I would like to set an nn.Parameter during training. What is the right way to do so, without
breaking the connection to the optimizer (i.e. creating a copy of the tensor).

I tried to use torch.where but even if I use an nn.Parameter(torch.tensor(1.)) as replacement, it throws an errror.

TypeError: cannot assign 'torch.FloatTensor' as parameter 'weight' (torch.nn.Parameter or None expected)

I’m unsure if I understand your use case correctly but in case you want to directly manipulate a trainable parameter (i.e. without calculating the gradients and using an optimizer), you could use a no_grad context as seen here:

model = nn.Linear(10, 10)
optimizer = torch.optim.Adam(model.parameters(), lr=1.)

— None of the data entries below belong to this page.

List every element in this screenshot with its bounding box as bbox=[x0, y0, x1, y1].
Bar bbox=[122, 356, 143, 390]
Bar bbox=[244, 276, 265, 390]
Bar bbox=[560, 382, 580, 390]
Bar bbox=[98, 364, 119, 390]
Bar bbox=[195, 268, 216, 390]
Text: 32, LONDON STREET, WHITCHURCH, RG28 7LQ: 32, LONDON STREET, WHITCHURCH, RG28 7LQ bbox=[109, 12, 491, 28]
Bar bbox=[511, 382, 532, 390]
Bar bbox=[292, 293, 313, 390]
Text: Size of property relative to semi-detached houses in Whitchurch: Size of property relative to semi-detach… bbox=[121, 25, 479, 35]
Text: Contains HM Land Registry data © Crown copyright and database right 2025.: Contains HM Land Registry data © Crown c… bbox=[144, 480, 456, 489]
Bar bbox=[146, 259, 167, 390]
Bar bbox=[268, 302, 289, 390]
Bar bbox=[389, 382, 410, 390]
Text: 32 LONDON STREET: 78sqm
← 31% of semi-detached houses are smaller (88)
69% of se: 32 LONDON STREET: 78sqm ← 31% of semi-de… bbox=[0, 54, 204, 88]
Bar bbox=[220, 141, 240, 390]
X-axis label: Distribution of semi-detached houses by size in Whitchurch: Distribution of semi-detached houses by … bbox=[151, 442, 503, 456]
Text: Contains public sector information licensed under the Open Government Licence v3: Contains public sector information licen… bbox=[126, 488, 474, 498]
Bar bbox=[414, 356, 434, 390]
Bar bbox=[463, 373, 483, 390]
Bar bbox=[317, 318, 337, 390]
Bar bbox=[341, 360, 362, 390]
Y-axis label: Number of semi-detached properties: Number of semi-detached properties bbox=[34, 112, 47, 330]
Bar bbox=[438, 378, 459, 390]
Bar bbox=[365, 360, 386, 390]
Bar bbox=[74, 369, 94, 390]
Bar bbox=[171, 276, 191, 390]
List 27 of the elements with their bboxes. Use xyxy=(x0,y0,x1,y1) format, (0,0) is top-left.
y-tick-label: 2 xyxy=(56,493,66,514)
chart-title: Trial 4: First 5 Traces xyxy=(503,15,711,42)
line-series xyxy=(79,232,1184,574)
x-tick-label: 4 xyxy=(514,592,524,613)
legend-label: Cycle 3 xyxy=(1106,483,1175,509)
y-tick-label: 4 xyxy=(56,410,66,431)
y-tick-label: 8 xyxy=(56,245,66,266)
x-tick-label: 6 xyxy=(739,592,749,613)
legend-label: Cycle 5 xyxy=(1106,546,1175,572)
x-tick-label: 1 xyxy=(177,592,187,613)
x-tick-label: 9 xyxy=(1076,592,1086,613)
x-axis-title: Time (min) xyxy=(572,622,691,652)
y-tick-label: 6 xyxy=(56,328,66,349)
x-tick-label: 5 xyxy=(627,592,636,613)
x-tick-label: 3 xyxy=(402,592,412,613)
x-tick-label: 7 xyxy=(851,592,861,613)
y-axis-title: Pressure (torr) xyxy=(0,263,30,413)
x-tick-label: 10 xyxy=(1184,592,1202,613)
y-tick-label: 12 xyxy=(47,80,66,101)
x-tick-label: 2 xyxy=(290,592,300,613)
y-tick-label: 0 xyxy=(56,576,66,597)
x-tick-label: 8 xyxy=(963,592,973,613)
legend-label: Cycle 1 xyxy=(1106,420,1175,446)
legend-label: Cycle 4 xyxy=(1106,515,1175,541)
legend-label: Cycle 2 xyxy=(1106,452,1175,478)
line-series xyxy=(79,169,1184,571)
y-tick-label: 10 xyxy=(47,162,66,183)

out = model(torch.randn(1, 10))
out.mean().backward()

print(model.weight.abs().sum())
# tensor(14.3759, grad_fn=<SumBackward0>)
optimizer.step()
print(model.weight.abs().sum())
# tensor(97.4504, grad_fn=<SumBackward0>)

model.zero_grad()
with torch.no_grad():
    model.weight.copy_(torch.ones_like(model.weight))
print(model.weight)

# make sure model is still updated
out = model(torch.randn(1, 10))
out.mean().backward()

print(model.weight.abs().sum())
# tensor(100., grad_fn=<SumBackward0>)
optimizer.step()
print(model.weight.abs().sum())
# tensor(100.3176, grad_fn=<SumBackward0>)
class TinyModel(torch.nn.Module):

    def __init__(self):
        super(TinyModel, self).__init__()

        self.layer1 = torch.nn.Linear(1000, 100)
        self.relu = torch.nn.ReLU()
        self.layer2 = torch.nn.Linear(100, 10)

    def forward(self, x):
        with torch.no_grad():
            addition = torch.ones_like(model.weight)
            self.layer1.weight.copy_(self.layer1.weight + addition)

        x = self.layer1(x)
        x = self.relu(x)
        x = self.layer2(x)
        return x

So I could use the copy operation without running into troubles that the new weights are not registered by Adam under any circumstances (as long as I keep the shape of model.weights)?

Hi, I did a similar operation, but it seems that if the optimizer is not processed, the parameters will fall back to the previous values.